According to CoreLogic, the divergence between house and unit resales was particularly marked in some capital cities. “In Canberra, units were 18 times more likely to resell at a loss than houses, while in Melbourne units were almost 13 times as likely to resell for a loss than houses,” the research firm said. Sydney was the lone region where a greater proportion of houses sold for a loss than did units. However, the proportion of loss-making resales was incredibly low in the harbour city, with 1.7% of houses making a loss while 1.5% of units resold for a loss.

Melbourne leads the way for houses while Sydney wins for units

Houses were the best investment in Melbourne, which saw the highest proportion of profit-making resales. An astonishing 99.2% of houses resold in Melbourne over the September quarter for a price above their original purchase price. Sydney led the way for profit-making units, meanwhile. 98.5% of units in Sydney were sold for a profit over the September quarter. Compare this to just 60.5% of units in Perth which turned a profit, and the vast variation between Australia’s capital city property markets is clear.

Investors are more likely to see a loss

More investors sold for a loss over the quarter than owner-occupiers. Nationwide, 11.4% of investor resales saw a loss, while 7.8% of owner-occupiers resold for a loss. Across the combined capital cities, 6.3% of owner-occupiers resold for a loss, versus 9.1% of investors.

Investors in regional WA were most likely to see a loss, with 52.3% reselling for less than their purchase price.

CoreLogic put the difference in fortunes for owner-occupiers and investors down to different behaviours and motivations for the two classes.

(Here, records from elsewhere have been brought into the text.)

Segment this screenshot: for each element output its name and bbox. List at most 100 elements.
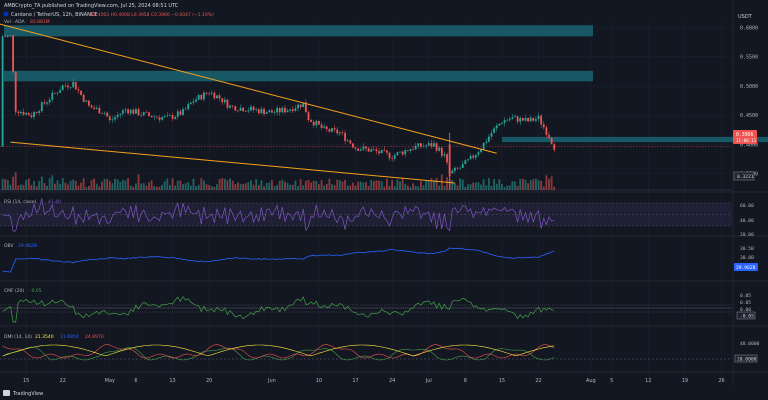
candle-body[interactable]	[231, 105, 234, 107]
candle-body[interactable]	[297, 104, 299, 109]
candle-body[interactable]	[218, 95, 221, 99]
candle-body[interactable]	[260, 108, 263, 114]
candle-body[interactable]	[106, 112, 109, 117]
candle-body[interactable]	[482, 142, 485, 150]
candle-body[interactable]	[108, 116, 111, 120]
candle-body[interactable]	[25, 112, 28, 115]
candle-body[interactable]	[111, 119, 114, 121]
candle-body[interactable]	[310, 120, 313, 122]
dmi-legend-title[interactable]: DMI (14, 14)	[4, 334, 32, 340]
candle-body[interactable]	[291, 109, 294, 111]
candle-body[interactable]	[247, 110, 250, 112]
candle-body[interactable]	[74, 81, 77, 90]
candle-body[interactable]	[153, 116, 156, 118]
candle-body[interactable]	[320, 124, 323, 128]
candle-body[interactable]	[223, 99, 226, 103]
candle-body[interactable]	[197, 95, 200, 100]
candle-body[interactable]	[98, 107, 101, 114]
candle-body[interactable]	[129, 109, 132, 114]
candle-body[interactable]	[148, 112, 150, 116]
candle-body[interactable]	[493, 128, 496, 133]
candle-body[interactable]	[216, 95, 218, 99]
candle-body[interactable]	[430, 143, 433, 147]
candle-body[interactable]	[521, 117, 524, 121]
candle-body[interactable]	[391, 158, 394, 159]
candle-body[interactable]	[383, 149, 386, 151]
candle-body[interactable]	[189, 102, 192, 105]
candle-body[interactable]	[1, 36, 4, 147]
candle-body[interactable]	[229, 105, 231, 108]
volume-legend-label[interactable]: Vol · ADA	[4, 19, 25, 25]
candle-body[interactable]	[472, 155, 475, 158]
candle-body[interactable]	[158, 117, 161, 120]
candle-body[interactable]	[145, 112, 148, 113]
candle-body[interactable]	[142, 112, 145, 116]
candle-body[interactable]	[121, 110, 124, 114]
candle-body[interactable]	[114, 117, 116, 120]
candle-body[interactable]	[87, 100, 90, 106]
candle-body[interactable]	[344, 132, 347, 141]
candle-body[interactable]	[137, 109, 140, 116]
candle-body[interactable]	[22, 111, 25, 115]
candle-body[interactable]	[200, 95, 203, 100]
candle-body[interactable]	[519, 117, 522, 122]
candle-body[interactable]	[352, 143, 354, 148]
candle-body[interactable]	[53, 92, 56, 94]
candle-body[interactable]	[370, 149, 373, 152]
candle-body[interactable]	[508, 119, 511, 121]
candle-body[interactable]	[17, 111, 20, 114]
candle-body[interactable]	[375, 149, 378, 152]
candle-body[interactable]	[6, 35, 9, 37]
candle-body[interactable]	[93, 107, 96, 109]
candle-body[interactable]	[48, 99, 51, 103]
candle-body[interactable]	[467, 159, 469, 161]
candle-body[interactable]	[378, 151, 380, 154]
candle-body[interactable]	[234, 106, 237, 111]
candle-body[interactable]	[56, 92, 59, 94]
candle-body[interactable]	[273, 112, 276, 113]
candle-body[interactable]	[312, 121, 315, 126]
candle-body[interactable]	[166, 115, 169, 117]
candle-body[interactable]	[490, 132, 493, 137]
candle-body[interactable]	[446, 154, 448, 163]
candle-body[interactable]	[132, 109, 135, 114]
candle-body[interactable]	[443, 154, 446, 156]
candle-body[interactable]	[268, 110, 271, 113]
candle-body[interactable]	[9, 35, 12, 36]
candle-body[interactable]	[195, 99, 197, 102]
candle-body[interactable]	[226, 99, 229, 108]
candle-body[interactable]	[399, 151, 401, 153]
candle-body[interactable]	[276, 108, 279, 113]
candle-body[interactable]	[163, 116, 166, 118]
candle-body[interactable]	[64, 85, 67, 87]
candle-body[interactable]	[72, 81, 75, 88]
candle-body[interactable]	[244, 111, 247, 112]
candle-body[interactable]	[124, 109, 127, 111]
candle-body[interactable]	[338, 132, 341, 134]
candle-body[interactable]	[33, 112, 35, 118]
candle-body[interactable]	[182, 109, 184, 115]
candle-body[interactable]	[553, 144, 556, 150]
candle-body[interactable]	[281, 107, 284, 113]
candle-body[interactable]	[331, 128, 333, 132]
candle-body[interactable]	[440, 147, 443, 156]
candle-body[interactable]	[95, 107, 98, 109]
candle-body[interactable]	[495, 125, 498, 129]
candle-body[interactable]	[359, 149, 362, 151]
candle-body[interactable]	[325, 126, 328, 130]
candle-body[interactable]	[367, 148, 370, 152]
candle-body[interactable]	[202, 92, 205, 100]
candle-body[interactable]	[464, 160, 467, 165]
candle-body[interactable]	[59, 90, 62, 93]
candle-body[interactable]	[529, 117, 532, 122]
candle-body[interactable]	[265, 112, 268, 115]
candle-body[interactable]	[333, 128, 336, 130]
candle-body[interactable]	[192, 101, 195, 103]
candle-body[interactable]	[43, 102, 46, 104]
candle-body[interactable]	[433, 143, 435, 147]
candle-body[interactable]	[208, 93, 211, 95]
candle-body[interactable]	[119, 113, 122, 115]
candle-body[interactable]	[453, 167, 456, 171]
candle-body[interactable]	[299, 104, 302, 108]
candle-body[interactable]	[101, 113, 103, 114]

“Clearly, any property owner will aim to make a profit from the sale of their property. In a falling market, owner occupiers may be more prepared to sell at a loss if they are purchasing their next home at an equivalent or greater discount. Meanwhile, investors, because of taxation rules, would seemingly be more prepared to incur a loss because they (unlike owner-occupiers) can offset those losses against future capital gains. If home values fall, investors (which have been increasingly active in the housing market) may be more inclined to sell at a loss and offset those losses which in turn could result in much more supply becoming available for purchase at a time in which demand for housing falls because values are declining,” the researcher said.

Longer is better

Longer hold times led to a greater chance of turning a profit. Across the nation, the median hold time of profit-making houses was 9.1 years, while the median hold time of profit-making units was 7.7 years. Hold times were near-identical in capital cities, with the median hold time for profit-making units at 9.2 years versus 7.6 years for houses.

Loss-making properties were held for shorter periods. The median hold time for a loss-making unit was 7 years across capital cities, while loss-making houses were held for a median 6.6 years. Capital city hold times varied from national figures, with the median hold time for loss-making units at 5.3 years versus 6.0 years for houses.

Melbourne was the capital city with the shortest median hold time for profit-making houses, at 8.5 years. Sydney had the shortest median hold time for profit-making units at 6.7 years.

Buyers in Perth had to hold onto their properties for the longest time in order to see a profit, with a median hold time of 11.3 years for profit-making houses and 13.9 years for units.

Hunters Hill was the nation’s safest bet

If you wanted to make a big profit with little risk, Hunters Hill was the place to be. The tiny Sydney suburb had 100% success rate for profit-making sales.

A number of suburbs nationwide had a 100% proportion of profit-making sales, including Rockdale in Sydney, Mitchell and Murrindindi in Melbourne, Walkerville in Adelaide and Peppermint Grove in Perth.

But even with other suburbs seeing 100% success rates, Hunters Hill stood apart from the crowd. The median hold period was a relatively long 9.1 years, but vendors also saw a tidy median profit of $835,000, the second-highest median profit in the nation, behind $865,000 for Ku-ring-gai.